ARTICLE | doi:10.20944/preprints201804.0088.v1
Subject: Arts & Humanities, History Keywords: historical dataset; geocoding; localisation; geohistorical objects; database; GIS; collaborative; citizen science; crowd-sourced; digital humanities
Online: 8 April 2018 (09:13:10 CEST)
The latest developments in digital humanities have increasingly enabled the construction of large data sets which can easily be accessed and used. These data sets often contain indirect localisation information, such as historical addresses. Historical geocoding is the process of transforming the indirect localisation information to direct localisation that can be placed on a map, which enables spatial analysis and cross-referencing. Many efficient geocoders exist for current addresses, but they do not deal with temporal information and are usually based on a strict hierarchy (country, city, street, house number, etc.) that is hard, if not impossible, to use with historical data. Indeed, historical data are full of uncertainties (temporal, textual, positional accuracy, confidence in historical sources) that can not be ignored or entirely resolved. We propose an open source, open data, extensible solution for geocoding that is based on gazetteers composed of geohistorical objects extracted from historical topographical maps.

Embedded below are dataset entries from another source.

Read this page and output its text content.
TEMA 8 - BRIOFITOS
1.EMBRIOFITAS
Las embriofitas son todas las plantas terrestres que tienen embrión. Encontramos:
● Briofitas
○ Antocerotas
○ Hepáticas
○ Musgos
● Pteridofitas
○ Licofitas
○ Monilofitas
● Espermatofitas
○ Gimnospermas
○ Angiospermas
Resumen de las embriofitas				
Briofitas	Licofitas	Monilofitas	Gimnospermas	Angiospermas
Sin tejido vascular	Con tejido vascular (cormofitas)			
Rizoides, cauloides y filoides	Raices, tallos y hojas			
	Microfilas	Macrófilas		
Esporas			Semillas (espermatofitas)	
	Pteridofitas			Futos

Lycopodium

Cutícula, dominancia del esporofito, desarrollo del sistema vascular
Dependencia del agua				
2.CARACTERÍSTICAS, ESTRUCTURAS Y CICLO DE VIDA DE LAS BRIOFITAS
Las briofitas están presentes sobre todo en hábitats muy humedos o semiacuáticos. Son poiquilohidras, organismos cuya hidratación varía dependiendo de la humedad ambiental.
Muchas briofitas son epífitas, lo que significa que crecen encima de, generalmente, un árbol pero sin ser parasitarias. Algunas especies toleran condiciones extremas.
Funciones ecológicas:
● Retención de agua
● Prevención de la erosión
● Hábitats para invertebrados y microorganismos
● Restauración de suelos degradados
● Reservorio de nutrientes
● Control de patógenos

Once the gazetteers are available, geocoding an historical address is a matter of finding the geohistorical object in the gazetteers that is the best match to the historical address searched by the user. The matching criteria are customisable and include several dimensions (fuzzy string, fuzzy temporal, level of detail, positional accuracy). As the goal is to facilitate historical work, we also propose web-based user interfaces that help geocode (one address or batch mode) and display over current or historical topographical maps, so that geocoding results can be checked and collaboratively edited. The system has been tested on the city of Paris, France, for the 19th and the 20th centuries. It shows high response rates and is fast enough to be used interactively.